Mark Paternoster is responsible for leading the creation and implementation of Marinus’ oral ganaxolone development team’s strategy.

Dr. Paternoster has 25 years of experience in drug development with a focus leading high performing teams developing asset strategy and delivering successful products to the market. Before joining Marinus, Dr. Paternoster was Vice President, Product Development at GW Pharmaceuticals. In this role, he served as the development team lead for cannabidiol—from the initiation of pivotal trials in Dravet syndrome, Lennox-Gastaut syndrome and TSC-associated seizures, to FDA approval and commercialization. He was also the development team lead for nabiximols in spasticity associated with MS. In addition, Dr. Paternoster was instrumental in the creation and evolution of the GW operating model of product development teams and their governance.

Prior to GW, Dr.

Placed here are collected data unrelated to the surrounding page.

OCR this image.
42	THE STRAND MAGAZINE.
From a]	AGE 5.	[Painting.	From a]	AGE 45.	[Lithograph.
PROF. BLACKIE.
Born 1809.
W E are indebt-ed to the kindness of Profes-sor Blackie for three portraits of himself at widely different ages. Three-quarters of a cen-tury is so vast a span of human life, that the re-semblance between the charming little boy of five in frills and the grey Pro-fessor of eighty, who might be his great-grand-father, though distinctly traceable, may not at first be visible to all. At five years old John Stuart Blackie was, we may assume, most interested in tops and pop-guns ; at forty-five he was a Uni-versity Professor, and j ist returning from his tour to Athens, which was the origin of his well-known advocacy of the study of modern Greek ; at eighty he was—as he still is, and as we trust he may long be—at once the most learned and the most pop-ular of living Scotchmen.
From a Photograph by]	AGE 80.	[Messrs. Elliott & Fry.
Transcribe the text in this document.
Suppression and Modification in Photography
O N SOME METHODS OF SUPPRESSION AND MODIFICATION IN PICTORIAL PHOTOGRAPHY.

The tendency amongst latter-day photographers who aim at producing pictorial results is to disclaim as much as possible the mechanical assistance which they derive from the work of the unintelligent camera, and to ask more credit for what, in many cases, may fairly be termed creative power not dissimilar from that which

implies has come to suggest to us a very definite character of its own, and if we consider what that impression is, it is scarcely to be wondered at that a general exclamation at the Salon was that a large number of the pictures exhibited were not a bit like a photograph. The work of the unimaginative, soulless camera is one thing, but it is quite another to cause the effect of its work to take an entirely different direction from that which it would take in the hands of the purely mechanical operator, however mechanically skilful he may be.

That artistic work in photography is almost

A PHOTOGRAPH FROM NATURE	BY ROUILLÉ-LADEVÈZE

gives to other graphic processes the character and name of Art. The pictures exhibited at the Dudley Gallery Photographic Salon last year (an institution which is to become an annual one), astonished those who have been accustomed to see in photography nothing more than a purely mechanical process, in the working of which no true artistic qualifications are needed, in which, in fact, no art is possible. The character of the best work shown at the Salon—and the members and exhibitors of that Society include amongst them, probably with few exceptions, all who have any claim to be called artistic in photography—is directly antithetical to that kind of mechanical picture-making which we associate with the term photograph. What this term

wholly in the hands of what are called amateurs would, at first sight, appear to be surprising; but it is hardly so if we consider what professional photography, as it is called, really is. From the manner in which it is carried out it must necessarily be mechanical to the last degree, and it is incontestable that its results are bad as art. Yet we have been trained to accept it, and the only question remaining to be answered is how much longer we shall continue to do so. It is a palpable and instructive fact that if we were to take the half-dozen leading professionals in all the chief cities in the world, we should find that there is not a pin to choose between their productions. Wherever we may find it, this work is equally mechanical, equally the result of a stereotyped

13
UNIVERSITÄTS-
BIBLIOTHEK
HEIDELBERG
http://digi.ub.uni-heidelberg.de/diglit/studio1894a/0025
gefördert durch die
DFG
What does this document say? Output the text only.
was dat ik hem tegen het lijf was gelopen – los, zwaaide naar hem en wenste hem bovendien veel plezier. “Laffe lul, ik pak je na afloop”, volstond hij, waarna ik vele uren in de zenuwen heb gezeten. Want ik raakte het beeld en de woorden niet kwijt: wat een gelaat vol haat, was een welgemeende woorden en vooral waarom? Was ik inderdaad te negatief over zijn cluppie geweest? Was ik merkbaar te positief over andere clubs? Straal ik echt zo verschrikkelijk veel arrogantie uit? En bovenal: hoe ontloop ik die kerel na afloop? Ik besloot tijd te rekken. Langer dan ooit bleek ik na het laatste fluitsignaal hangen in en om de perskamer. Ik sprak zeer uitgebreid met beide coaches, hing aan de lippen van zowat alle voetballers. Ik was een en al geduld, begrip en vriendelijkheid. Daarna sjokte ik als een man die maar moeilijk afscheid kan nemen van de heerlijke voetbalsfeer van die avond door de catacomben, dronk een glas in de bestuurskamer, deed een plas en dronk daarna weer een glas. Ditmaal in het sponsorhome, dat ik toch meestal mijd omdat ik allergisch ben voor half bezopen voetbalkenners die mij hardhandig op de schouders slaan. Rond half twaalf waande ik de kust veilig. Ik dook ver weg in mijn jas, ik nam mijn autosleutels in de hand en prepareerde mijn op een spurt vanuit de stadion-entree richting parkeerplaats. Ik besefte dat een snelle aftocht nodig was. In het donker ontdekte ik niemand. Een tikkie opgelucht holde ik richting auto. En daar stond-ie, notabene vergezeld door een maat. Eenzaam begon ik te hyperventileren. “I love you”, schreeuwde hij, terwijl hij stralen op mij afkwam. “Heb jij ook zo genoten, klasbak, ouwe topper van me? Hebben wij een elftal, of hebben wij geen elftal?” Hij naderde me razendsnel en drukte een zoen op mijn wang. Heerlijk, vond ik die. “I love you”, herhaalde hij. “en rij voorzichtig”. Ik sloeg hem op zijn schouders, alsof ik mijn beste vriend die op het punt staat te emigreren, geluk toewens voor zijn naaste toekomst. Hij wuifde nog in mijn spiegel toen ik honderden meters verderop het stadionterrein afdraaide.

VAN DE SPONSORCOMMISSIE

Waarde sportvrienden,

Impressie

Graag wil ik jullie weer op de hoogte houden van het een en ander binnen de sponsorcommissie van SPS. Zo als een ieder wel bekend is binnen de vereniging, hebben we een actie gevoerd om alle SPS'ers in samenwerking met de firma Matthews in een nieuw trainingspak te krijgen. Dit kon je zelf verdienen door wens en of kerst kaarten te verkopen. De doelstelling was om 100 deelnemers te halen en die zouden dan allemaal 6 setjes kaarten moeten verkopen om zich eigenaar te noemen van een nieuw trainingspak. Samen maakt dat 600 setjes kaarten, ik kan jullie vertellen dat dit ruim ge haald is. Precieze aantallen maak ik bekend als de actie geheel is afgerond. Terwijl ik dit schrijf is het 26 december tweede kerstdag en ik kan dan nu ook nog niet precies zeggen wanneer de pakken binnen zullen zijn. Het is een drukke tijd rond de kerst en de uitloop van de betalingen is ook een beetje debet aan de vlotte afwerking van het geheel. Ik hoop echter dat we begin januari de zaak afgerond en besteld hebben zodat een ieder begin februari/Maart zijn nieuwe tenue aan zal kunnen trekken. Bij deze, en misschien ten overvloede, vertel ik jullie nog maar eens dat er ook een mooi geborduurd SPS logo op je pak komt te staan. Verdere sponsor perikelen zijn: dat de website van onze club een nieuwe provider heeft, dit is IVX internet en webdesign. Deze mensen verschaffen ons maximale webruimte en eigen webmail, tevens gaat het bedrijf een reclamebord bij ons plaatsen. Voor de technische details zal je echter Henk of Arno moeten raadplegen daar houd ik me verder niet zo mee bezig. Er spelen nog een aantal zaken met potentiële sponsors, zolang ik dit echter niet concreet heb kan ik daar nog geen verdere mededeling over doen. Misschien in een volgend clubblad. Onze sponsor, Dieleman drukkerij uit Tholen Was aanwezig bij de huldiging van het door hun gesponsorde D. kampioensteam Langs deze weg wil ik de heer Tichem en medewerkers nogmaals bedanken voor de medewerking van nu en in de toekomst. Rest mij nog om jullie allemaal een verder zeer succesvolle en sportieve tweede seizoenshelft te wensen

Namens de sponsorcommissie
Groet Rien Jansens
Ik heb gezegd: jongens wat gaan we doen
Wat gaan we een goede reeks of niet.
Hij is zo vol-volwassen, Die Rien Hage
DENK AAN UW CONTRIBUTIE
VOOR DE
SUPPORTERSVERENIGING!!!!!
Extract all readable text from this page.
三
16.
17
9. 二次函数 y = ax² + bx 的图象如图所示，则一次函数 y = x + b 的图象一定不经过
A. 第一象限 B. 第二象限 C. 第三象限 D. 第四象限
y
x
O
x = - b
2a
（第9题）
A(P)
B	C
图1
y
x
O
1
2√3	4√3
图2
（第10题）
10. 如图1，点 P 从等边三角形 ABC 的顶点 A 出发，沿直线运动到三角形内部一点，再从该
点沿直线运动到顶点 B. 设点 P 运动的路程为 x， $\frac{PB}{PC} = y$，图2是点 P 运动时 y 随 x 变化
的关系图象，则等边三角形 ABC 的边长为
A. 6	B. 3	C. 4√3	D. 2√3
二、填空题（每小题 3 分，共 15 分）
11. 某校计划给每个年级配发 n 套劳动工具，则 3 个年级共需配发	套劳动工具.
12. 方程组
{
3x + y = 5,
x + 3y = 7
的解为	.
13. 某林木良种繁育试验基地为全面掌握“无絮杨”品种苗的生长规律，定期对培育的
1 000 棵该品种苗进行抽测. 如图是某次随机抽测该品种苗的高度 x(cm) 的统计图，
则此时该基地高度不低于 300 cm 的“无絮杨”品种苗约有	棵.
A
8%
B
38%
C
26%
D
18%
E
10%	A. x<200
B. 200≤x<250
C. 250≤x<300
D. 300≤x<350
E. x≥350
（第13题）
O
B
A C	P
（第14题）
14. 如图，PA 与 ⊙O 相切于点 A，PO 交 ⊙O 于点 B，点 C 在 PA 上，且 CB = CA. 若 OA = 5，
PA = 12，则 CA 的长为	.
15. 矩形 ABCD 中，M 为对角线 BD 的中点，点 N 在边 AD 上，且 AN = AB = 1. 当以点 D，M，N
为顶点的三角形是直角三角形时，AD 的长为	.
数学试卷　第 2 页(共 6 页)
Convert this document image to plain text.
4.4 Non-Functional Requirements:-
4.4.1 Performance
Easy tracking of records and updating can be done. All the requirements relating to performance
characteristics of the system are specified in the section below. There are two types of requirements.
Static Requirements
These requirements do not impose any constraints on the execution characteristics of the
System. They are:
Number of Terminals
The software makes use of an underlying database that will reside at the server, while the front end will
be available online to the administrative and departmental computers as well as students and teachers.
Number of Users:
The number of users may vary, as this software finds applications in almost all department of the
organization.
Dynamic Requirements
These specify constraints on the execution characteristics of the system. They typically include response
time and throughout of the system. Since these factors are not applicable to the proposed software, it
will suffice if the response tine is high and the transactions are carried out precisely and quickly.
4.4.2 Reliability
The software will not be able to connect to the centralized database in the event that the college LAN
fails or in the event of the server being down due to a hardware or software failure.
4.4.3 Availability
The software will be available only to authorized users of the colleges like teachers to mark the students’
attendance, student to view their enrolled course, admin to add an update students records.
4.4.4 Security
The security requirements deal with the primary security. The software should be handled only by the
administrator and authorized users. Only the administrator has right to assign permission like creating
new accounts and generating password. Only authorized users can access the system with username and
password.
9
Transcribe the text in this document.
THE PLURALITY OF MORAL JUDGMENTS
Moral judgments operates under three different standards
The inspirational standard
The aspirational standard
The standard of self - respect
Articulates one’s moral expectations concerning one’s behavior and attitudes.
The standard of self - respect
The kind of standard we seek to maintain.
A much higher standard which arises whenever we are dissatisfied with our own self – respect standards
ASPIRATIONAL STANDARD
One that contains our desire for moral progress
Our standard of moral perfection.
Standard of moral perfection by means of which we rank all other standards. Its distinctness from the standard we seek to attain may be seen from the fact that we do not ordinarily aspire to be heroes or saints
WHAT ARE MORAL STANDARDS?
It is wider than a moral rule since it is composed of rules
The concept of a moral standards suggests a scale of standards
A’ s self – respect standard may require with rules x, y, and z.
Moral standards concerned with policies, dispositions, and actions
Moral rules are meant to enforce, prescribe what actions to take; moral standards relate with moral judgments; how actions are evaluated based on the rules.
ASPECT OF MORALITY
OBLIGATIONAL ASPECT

Paternoster held positions of increasing responsibility at Eisai—from clinical trial management through regulatory submission management, program management and development team leadership. His therapeutic focus at Eisai included commercial and development stage epilepsy and dementia products as well as early development oncology. Dr. Paternoster’s career started in clinical operations at PPD, British Biotech and ICON, primarily in oncology.  He holds a B.Sc. in Microbiology from the University of Bristol, UK, a Ph.D. in Microbiology from the University of Kent, UK, and a M.Sc. in Pharmaceutical Medicine from the University of Surrey, UK.